The steady advance of Russian and South Ossetian forces has raised fears that they will take over land through which the Baku-Supsa oil pipeline runs. The pipeline, operated by BP, carries Azerbaijani oil to the port of Supsa on Georgia’s Black Sea coast, and the transit fees are an important revenue source for Tbilisi.
Saakashvili highlighted the risks in his United Nations address.
“The Russian military keeps… moving towards the vital Baku-Supsa pipeline, approaching ever closer to this important route and thus placing in question the very sustainability of our country,” he said.
The government of Prime Minister Bidzina Ivanishvili, which has not been on good terms with Saakashvili since it was elected in October 2012, adopted a more guarded line.
“They only have to move forward another kilometre for part of the pipeline to be under their control. I think it would be a maximum of 1,000 metres of pipeline,” Deputy Energy Minister Ilia Eloshvili said. “In theory, that shouldn’t create any problems for the Baku-Supsa operation since it is an underground pipeline.”

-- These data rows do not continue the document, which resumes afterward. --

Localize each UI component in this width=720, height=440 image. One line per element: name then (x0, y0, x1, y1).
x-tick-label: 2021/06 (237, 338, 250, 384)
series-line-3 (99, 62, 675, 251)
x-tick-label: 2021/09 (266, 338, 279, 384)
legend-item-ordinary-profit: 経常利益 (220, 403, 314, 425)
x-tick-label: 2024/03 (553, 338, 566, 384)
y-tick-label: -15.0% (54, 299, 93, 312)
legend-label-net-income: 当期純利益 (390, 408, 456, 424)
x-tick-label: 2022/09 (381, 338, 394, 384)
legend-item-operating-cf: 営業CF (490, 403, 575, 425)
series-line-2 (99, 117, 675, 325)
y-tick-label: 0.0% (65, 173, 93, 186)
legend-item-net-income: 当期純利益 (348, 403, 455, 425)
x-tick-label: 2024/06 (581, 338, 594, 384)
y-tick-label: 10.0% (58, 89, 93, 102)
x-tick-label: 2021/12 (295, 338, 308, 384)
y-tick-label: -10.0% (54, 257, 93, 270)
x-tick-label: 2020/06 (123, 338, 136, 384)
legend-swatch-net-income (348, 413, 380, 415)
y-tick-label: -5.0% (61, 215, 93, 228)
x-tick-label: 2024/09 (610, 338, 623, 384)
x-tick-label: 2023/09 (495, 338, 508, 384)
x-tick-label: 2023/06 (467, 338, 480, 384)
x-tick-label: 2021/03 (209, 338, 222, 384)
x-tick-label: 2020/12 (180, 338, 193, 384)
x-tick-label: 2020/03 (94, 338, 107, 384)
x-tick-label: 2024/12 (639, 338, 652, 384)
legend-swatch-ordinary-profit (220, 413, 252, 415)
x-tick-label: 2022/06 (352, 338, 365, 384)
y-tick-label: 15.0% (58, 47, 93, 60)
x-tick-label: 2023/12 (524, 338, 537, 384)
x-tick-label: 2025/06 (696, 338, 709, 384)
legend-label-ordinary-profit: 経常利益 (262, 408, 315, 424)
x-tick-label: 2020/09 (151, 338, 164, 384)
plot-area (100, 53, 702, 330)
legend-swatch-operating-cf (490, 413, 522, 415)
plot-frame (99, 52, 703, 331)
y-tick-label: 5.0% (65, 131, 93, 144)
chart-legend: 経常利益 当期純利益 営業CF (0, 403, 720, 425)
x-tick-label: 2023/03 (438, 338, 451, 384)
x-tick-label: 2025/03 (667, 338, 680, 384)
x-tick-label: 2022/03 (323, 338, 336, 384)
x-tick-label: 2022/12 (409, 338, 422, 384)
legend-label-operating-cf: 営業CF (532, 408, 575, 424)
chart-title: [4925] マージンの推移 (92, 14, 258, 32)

Recalling that the same thing happened during the brief conflict of August 2008, Eloshvili said that “the only issue was that BP’s monitors weren’t able to check that section”.
Elene Khoshtaria of the Association for Reforms, a think-tank in Tbilisi, said the government was being over-complacent, since losing control of a section of the pipeline would amount to a strategic shift in the region’s geopolitics. With the larger Baku-Ceyhan pipeline, Baku-Supsa provides Azerbaijan with westward oil export routes that bypass Russia.
Khoshtaria said the current Georgian administration was so keen to restore relations with Moscow – which were broken off because of the 2008 war – that is was not taking the firm line needed.
Alexi Petriashvili, Georgia’s minister for European integration, replied that the government was being careful not to rise to Russian provocation.
He insisted that the authorities were doing their best to persuade European states to criticise the boundary shift, and that they were making every effort to help the displaced villagers.
In Dvani, Makhachashvili expressed scepticism that assistance would be forthcoming.
“After the war, the six people in our household were given a cottage. Once we’d been given that, they ended all assistance, so we lived off the harvest from our land in Dvani. But now we can’t gather the harvest, we can’t work and we won’t be able to remove the house,” he said.
Natia Kuprashvili is an IWPR-trained journalist and director of the Georgian Association of Regional Broadcasters.